| name | workflow-run-tag-resolution |
| description | Resolve release tags reliably in follow-on GitHub workflows when the source repo uses annotated tags. |
| domain | github-actions |
| confidence | high |
| source | earned |
| tools | [{"name":"gh","description":"Inspect workflow runs and confirm the failing job/log context.","when":"You need evidence that a follow-on workflow failed to resolve the released tag or version."}] |
Context
Use this when a GitHub Actions workflow is triggered by workflow_run and needs to recover the release tag or version from the completed source workflow.
Patterns
- Check out the source repository with tags before resolving the version.
- Resolve the tag from the local git graph, not from
git/matching-refs, when the repo uses annotated tags.
- Use
git tag --points-at "$HEAD_SHA" and sort/filter for semver-style release tags.
- Add a short retry loop to absorb brief tag-visibility delays after the upstream workflow completes.

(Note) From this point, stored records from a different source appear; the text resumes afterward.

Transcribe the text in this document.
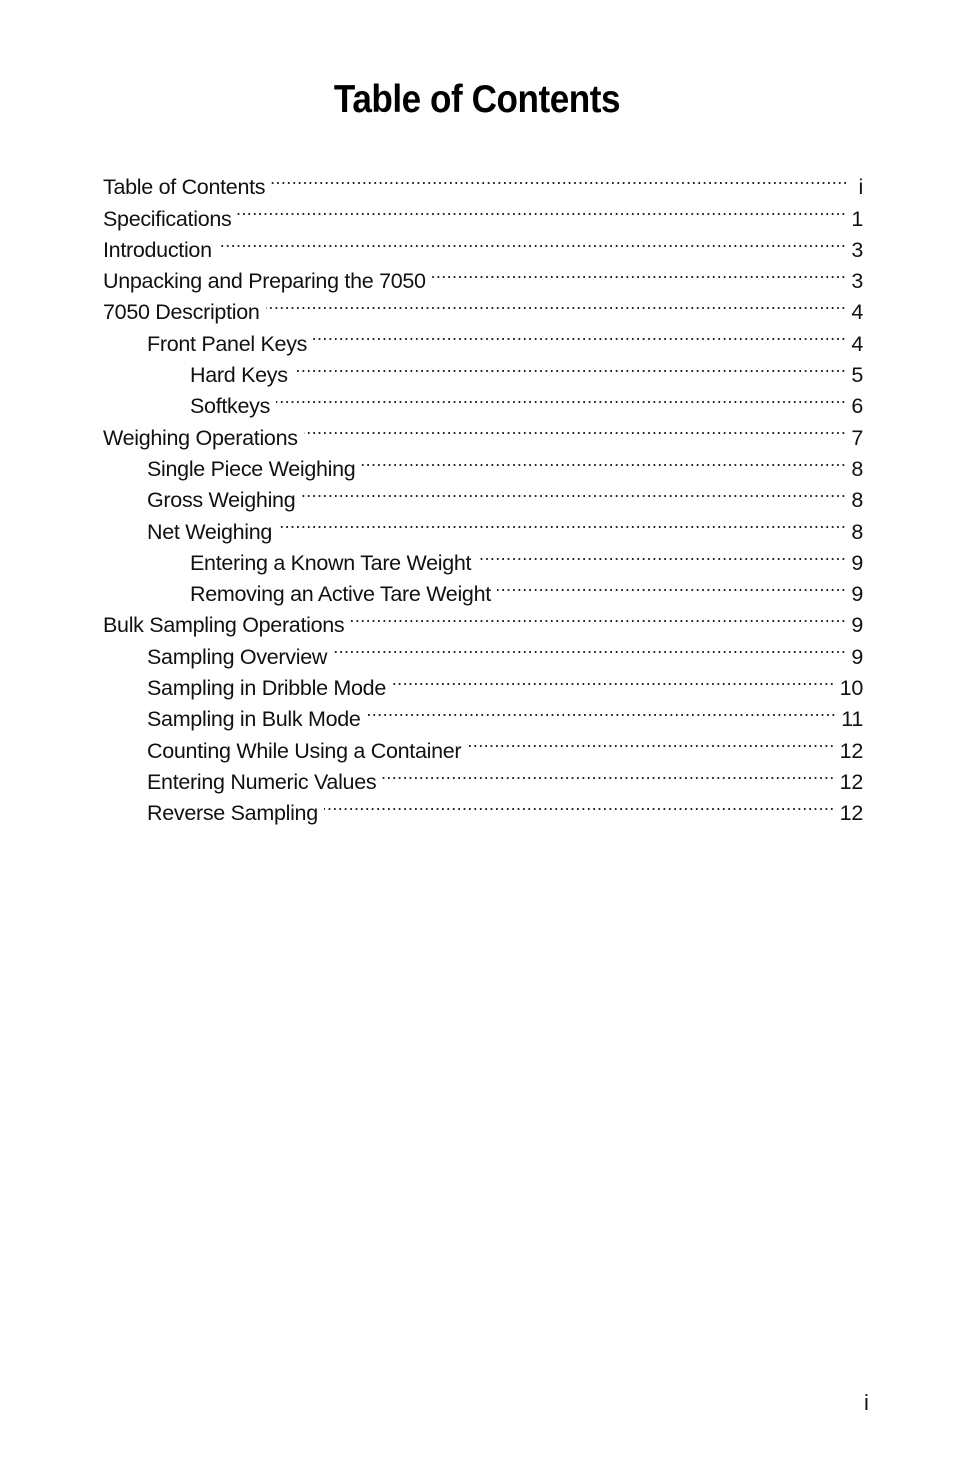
Table of Contents
Table of Contents .....	i
Specifications .....	1
Introduction .....	3
Unpacking and Preparing the 7050 .....	3
7050 Description .....	4
Front Panel Keys .....	4
Hard Keys .....	5
Softkeys .....	6
Weighing Operations .....	7
Single Piece Weighing .....	8
Gross Weighing .....	8
Net Weighing .....	8
Entering a Known Tare Weight .....	9
Removing an Active Tare Weight .....	9
Bulk Sampling Operations .....	9
Sampling Overview .....	9
Sampling in Dribble Mode .....	10
Sampling in Bulk Mode .....	11
Counting While Using a Container .....	12
Entering Numeric Values .....	12
Reverse Sampling .....	12
i
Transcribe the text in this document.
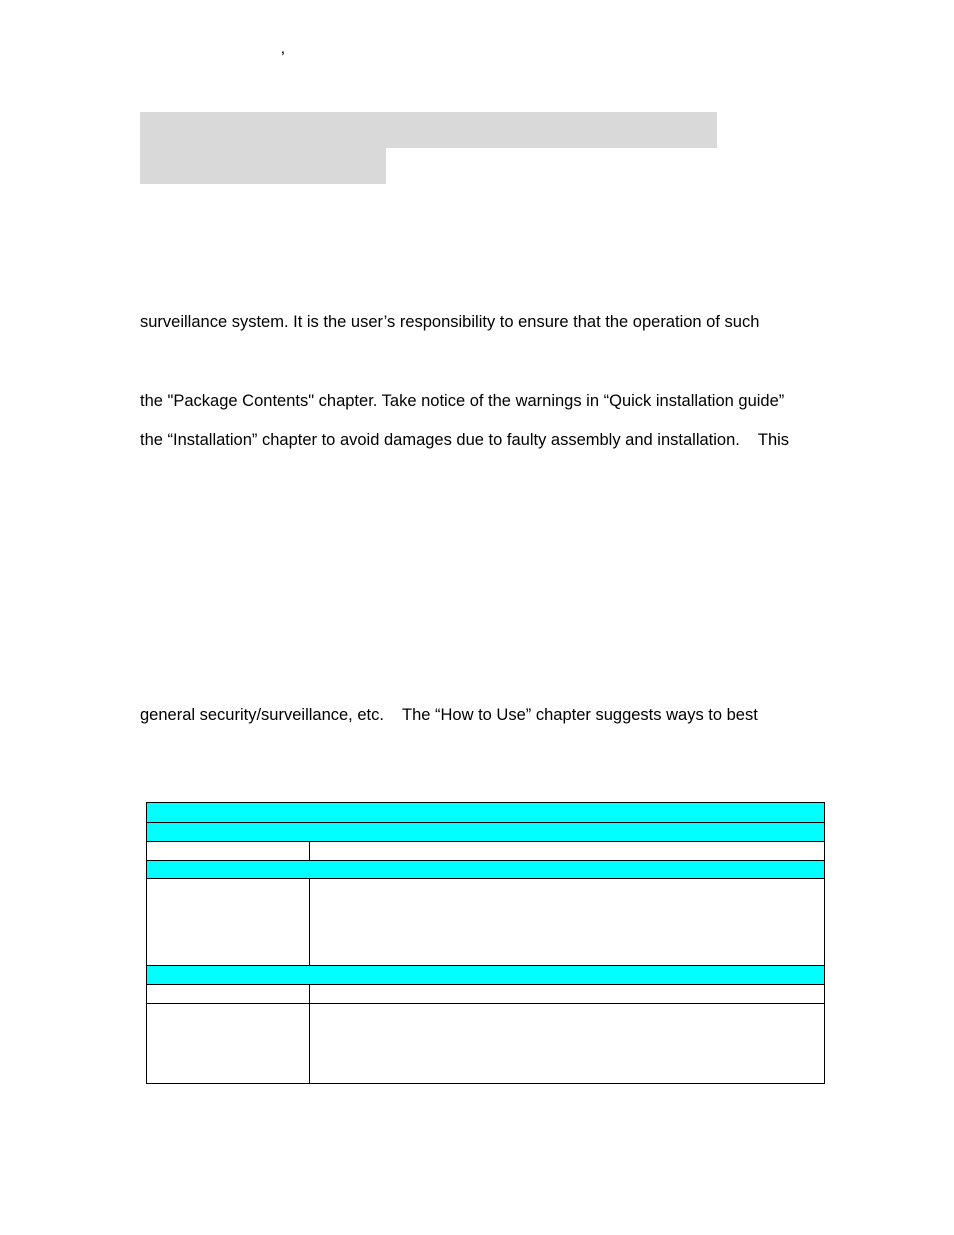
’
surveillance system. It is the user’s responsibility to ensure that the operation of such
the "Package Contents" chapter. Take notice of the warnings in “Quick installation guide”
the “Installation” chapter to avoid damages due to faulty assembly and installation.    This
general security/surveillance, etc.    The “How to Use” chapter suggests ways to best
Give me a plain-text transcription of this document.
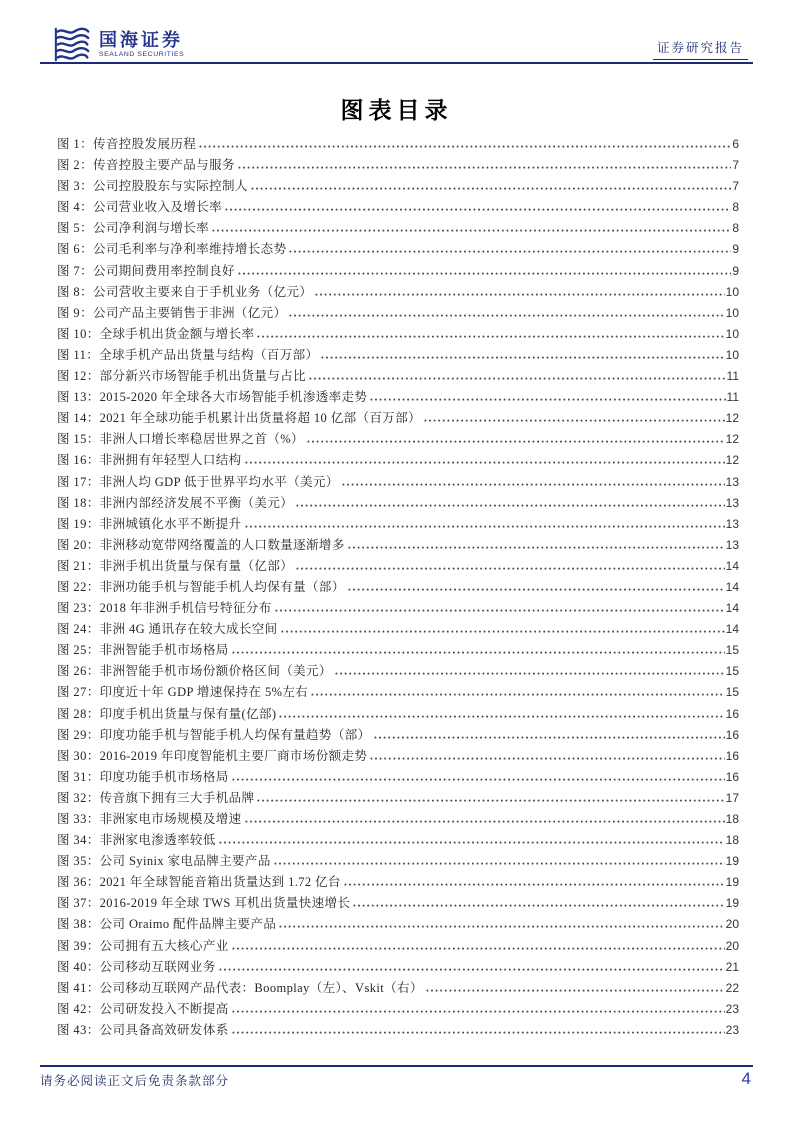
国海证券
SEALAND SECURITIES	证券研究报告
图表目录
图 1：传音控股发展历程	6
图 2：传音控股主要产品与服务	7
图 3：公司控股股东与实际控制人	7
图 4：公司营业收入及增长率	8
图 5：公司净利润与增长率	8
图 6：公司毛利率与净利率维持增长态势	9
图 7：公司期间费用率控制良好	9
图 8：公司营收主要来自于手机业务（亿元）	10
图 9：公司产品主要销售于非洲（亿元）	10
图 10：全球手机出货金额与增长率	10
图 11：全球手机产品出货量与结构（百万部）	10
图 12：部分新兴市场智能手机出货量与占比	11
图 13：2015-2020 年全球各大市场智能手机渗透率走势	11
图 14：2021 年全球功能手机累计出货量将超 10 亿部（百万部）	12
图 15：非洲人口增长率稳居世界之首（%）	12
图 16：非洲拥有年轻型人口结构	12
图 17：非洲人均 GDP 低于世界平均水平（美元）	13
图 18：非洲内部经济发展不平衡（美元）	13
图 19：非洲城镇化水平不断提升	13
图 20：非洲移动宽带网络覆盖的人口数量逐渐增多	13
图 21：非洲手机出货量与保有量（亿部）	14
图 22：非洲功能手机与智能手机人均保有量（部）	14
图 23：2018 年非洲手机信号特征分布	14
图 24：非洲 4G 通讯存在较大成长空间	14
图 25：非洲智能手机市场格局	15
图 26：非洲智能手机市场份额价格区间（美元）	15
图 27：印度近十年 GDP 增速保持在 5%左右	15
图 28：印度手机出货量与保有量(亿部)	16
图 29：印度功能手机与智能手机人均保有量趋势（部）	16
图 30：2016-2019 年印度智能机主要厂商市场份额走势	16
图 31：印度功能手机市场格局	16
图 32：传音旗下拥有三大手机品牌	17
图 33：非洲家电市场规模及增速	18
图 34：非洲家电渗透率较低	18
图 35：公司 Syinix 家电品牌主要产品	19
图 36：2021 年全球智能音箱出货量达到 1.72 亿台	19
图 37：2016-2019 年全球 TWS 耳机出货量快速增长	19
图 38：公司 Oraimo 配件品牌主要产品	20
图 39：公司拥有五大核心产业	20
图 40：公司移动互联网业务	21
图 41：公司移动互联网产品代表：Boomplay（左）、Vskit（右）	22
图 42：公司研发投入不断提高	23
图 43：公司具备高效研发体系	23
请务必阅读正文后免责条款部分	4
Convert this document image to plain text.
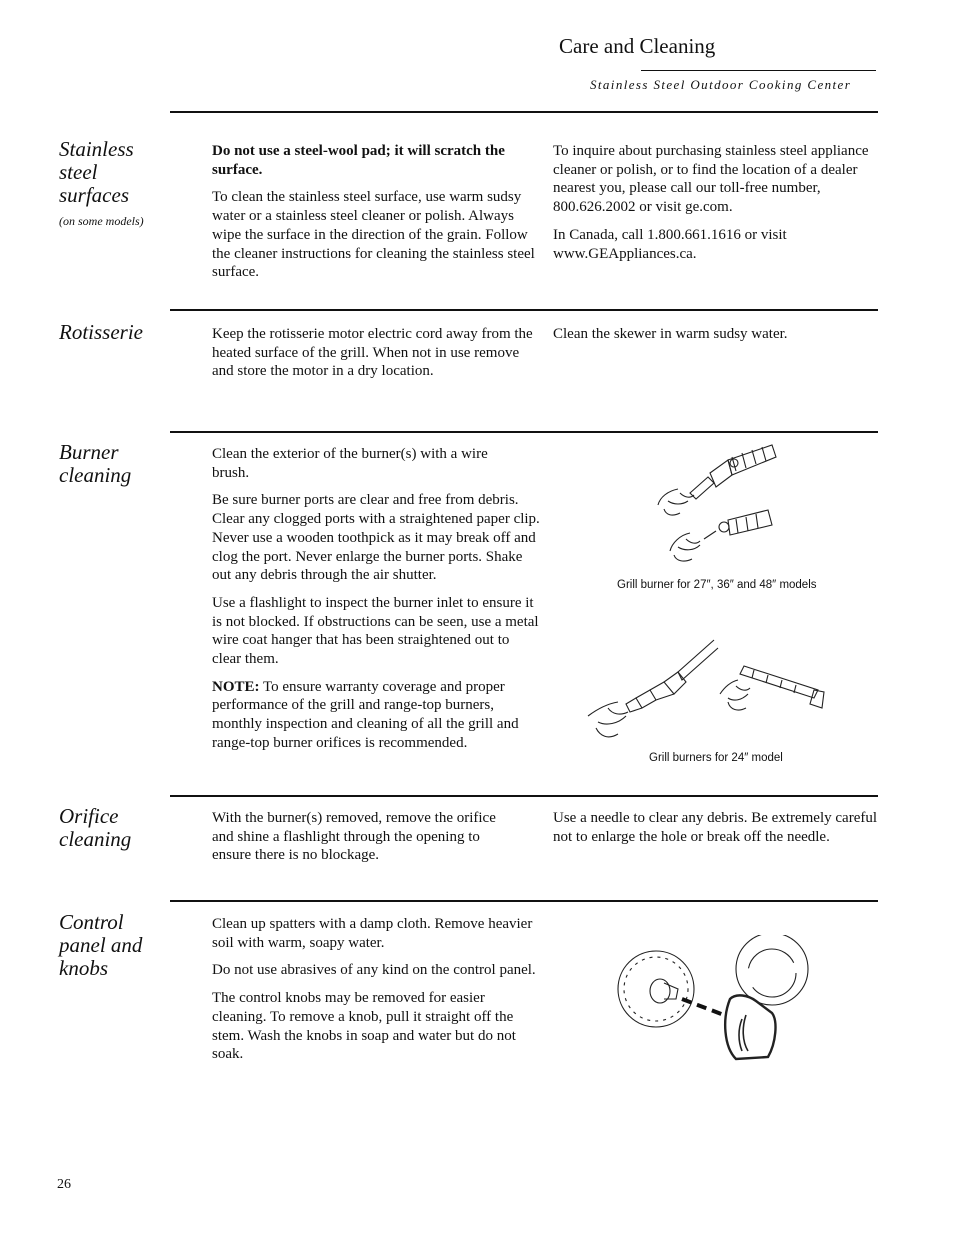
Care and Cleaning
Stainless Steel Outdoor Cooking Center
Stainless steel surfaces
(on some models)

Do not use a steel-wool pad; it will scratch the surface.

To clean the stainless steel surface, use warm sudsy water or a stainless steel cleaner or polish. Always wipe the surface in the direction of the grain. Follow the cleaner instructions for cleaning the stainless steel surface.

To inquire about purchasing stainless steel appliance cleaner or polish, or to find the location of a dealer nearest you, please call our toll-free number, 800.626.2002 or visit ge.com.

In Canada, call 1.800.661.1616 or visit www.GEAppliances.ca.

Rotisserie	Keep the rotisserie motor electric cord away from the heated surface of the grill. When not in use remove and store the motor in a dry location.

Clean the skewer in warm sudsy water.

Burner cleaning

Clean the exterior of the burner(s) with a wire brush.

Be sure burner ports are clear and free from debris. Clear any clogged ports with a straightened paper clip. Never use a wooden toothpick as it may break off and clog the port. Never enlarge the burner ports. Shake out any debris through the air shutter.

Use a flashlight to inspect the burner inlet to ensure it is not blocked. If obstructions can be seen, use a metal wire coat hanger that has been straightened out to clear them.

NOTE: To ensure warranty coverage and proper performance of the grill and range-top burners, monthly inspection and cleaning of all the grill and range-top burner orifices is recommended.

Grill burner for 27″, 36″ and 48″ models
Grill burners for 24″ model
Orifice cleaning

With the burner(s) removed, remove the orifice and shine a flashlight through the opening to ensure there is no blockage.

Use a needle to clear any debris. Be extremely careful not to enlarge the hole or break off the needle.

Control panel and knobs

Clean up spatters with a damp cloth. Remove heavier soil with warm, soapy water.

Do not use abrasives of any kind on the control panel.

The control knobs may be removed for easier cleaning. To remove a knob, pull it straight off the stem. Wash the knobs in soap and water but do not soak.

26
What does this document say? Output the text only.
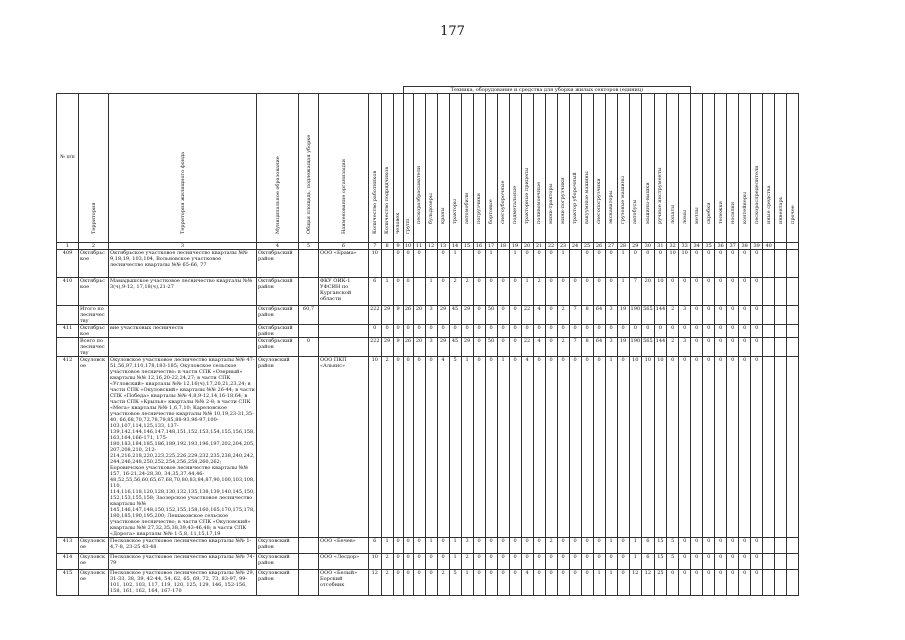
177
									Техника, оборудование и средства для уборки жилых секторов (единиц)																																

№ п/п	Территория	Территория жилищного фонда	Муниципальное образование	Общая площадь, подлежащая уборке	Наименование организации	Количество работников	Количество подрядчиков	человек	групп	пескоразбрасыватели	бульдозеры	краны	тракторы	автомобили	погрузчики	бортовые	снегоуборочные	подметальные	тракторные прицепы	поливомоечные	мини-тракторы	мини-погрузчики	трактор уборочный	вакуумные машины	снегопогрузчики	экскаваторы	грузовые машины	автобусы	машины-вышки	ручные инструменты	лопаты	ломы	метлы	скребки	тележки	носилки	контейнеры	пескораспределители	иные средства	инвентарь	прочее

1	2	3	4	5	6	7	8	9	10	11	12	13	14	15	16	17	18	19	20	21	22	23	24	25	26	27	28	29	30	31	32	33	34	35	36	37	38	39	40		
409	Октябрьское	Октябрьское участковое лесничество кварталы №№ 9,18,19, 103,104, Вольновское участковое лесничество кварталы №№ 65-66, 77	Октябрьский район		ООО «Брама»	10		0	0	0		0	1		0	1		1	0	0	0	1		0	0	0	1	0	0	0	10	10	0	0	0	0	0	0			
410	Октябрьское	Мамадышское участковое лесничество кварталы №№ 3(ч),9-12, 17,18(ч),21-27	Октябрьский район		ФКУ ОИК-1 УФСИН по Курганской области	6	1	0	0		1	0	2	2	0	0	0	0	1	2	0	0	0	0	0	0	1	7	20	10	0	0	0	0	0	0	0	0			
	Итого по лесничеству		Октябрьский район	60,7		222	29	9	26	20	3	29	45	29	0	50	0	0	22	4	0	2	7	8	64	3	19	190	565	144	2	3	0	0	0	0	0	0			
411	Октябрьское	вне участковых лесничеств	Октябрьский район			0	0	0	0	0	0	0	0	0	0	0	0	0	0	0	0	0	0	0	0	0	0	0	0	0	0	0	0	0	0	0	0	0			
	Всего по лесничеству		Октябрьский район	0		222	29	9	26	20	3	29	45	29	0	50	0	0	22	4	0	2	7	8	64	3	19	190	565	144	2	3	0	0	0	0	0	0			
412	Окуловское	Окуловское участковое лесничество кварталы №№ 47-51,56,97,110,178,183-185; Окуловское сельское участковое лесничество: в части СПК «Озерный» кварталы №№ 12,16,20-22,24,27; в части СПК «Угловский» кварталы №№ 12,16(ч),17,20,21,23,24; в части СПК «Окуловский» кварталы №№ 26-44; в части СПК «Победа» кварталы №№ 4,8,9-12,14,16-18,64; в части СПК «Крылья» кварталы №№ 2-8; в части СПК «Мега» кварталы №№ 1,6,7,10; Кареловское участковое лесничество кварталы №№ 10,19,23-31,35-40, 66,68,70,72,78,79,85,88-93,96-97,100-103,107,114,125,133, 137-139,142,144,146,147,148,151,152,153,154,155,156,158,163,164,166-171, 175-180,183,184,185,186,189,192,193,196,197,202,204,205,207,208,210, 212-214,216,218,220,223,225,226,229,232,235,238,240,242,244,246,248,250,252,254,256,258,260,262; Боровичское участковое лесничество кварталы №№ 157, 16-21,24-28,30, 34,35,37,44,46-48,52,55,56,60,65,67,68,70,80,83,84,87,90,100,103,108,110, 114,116,118,120,128,130,132,135,138,139,140,145,150,152,153,155,158; Заозерское участковое лесничество кварталы №№ 145,146,147,148,150,152,155,158,160,165,170,175,178,180,185,190,195,200; Лешаковское сельское участковое лесничество; в части СПК «Окуловский» кварталы №№ 27,32,35,38,39,43-46,48; в части СПК «Дорога» кварталы №№ 1-5,8, 11,15,17,19	Окуловский район		ООО ПКП «Альянс»	10	2	0	0	0	0	4	5	1	0	0	1	0	4	0	0	0	0	0	0	1	0	10	10	10	0	0	0	0	0	0	0	0			
413	Окуловское	Песковское участковое лесничество кварталы №№ 1-4,7-8, 23-25 43-48	Окуловский район		ООО «Бечев»	6	1	0	0	0	1	0	1	3	0	0	0	0	0	0	2	0	0	0	0	1	0	1	6	15	5	0	0	0	0	0	0	0			
414	Окуловское	Песковское участковое лесничество кварталы №№ 74-79	Окуловский район		ООО «Лесдор»	10	2	0	0	0	0	0	1	2	0	0	0	0	0	0	0	0	0	0	0	0	0	1	6	15	5	0	0	0	0	0	0	0			
415	Окуловское	Песковское участковое лесничество кварталы №№ 29, 31-33, 38, 39, 42-44, 54, 62, 65, 69, 72, 73, 83-97, 99-101, 102, 103, 117, 119, 120, 125, 129, 146, 152-156, 158, 161, 162, 164, 167-170	Окуловский район		ООО «Белый» Борский отсобник	12	2	0	0	0	0	2	5	1	0	0	0	0	4	0	0	0	0	0	1	1	0	12	12	25	0	0	0	0	0	0	0	0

- Keep manual replay paths explicit and separately validated.
Examples
- Good:
actions/checkout@v4 with fetch-depth: 0, then git fetch --force --tags origin and git tag --points-at "$HEAD_SHA" --sort=-version:refname.
- Bad: comparing
workflow_run.head_sha directly to the REST matching-refs .object.sha value for annotated tags.
Anti-Patterns
- Assuming release tags are lightweight tags.
- Resolving the "latest release" instead of the tag that points at the triggering commit.
- Treating an empty tag lookup as proof the release failed before checking whether the lookup method understands annotated tags.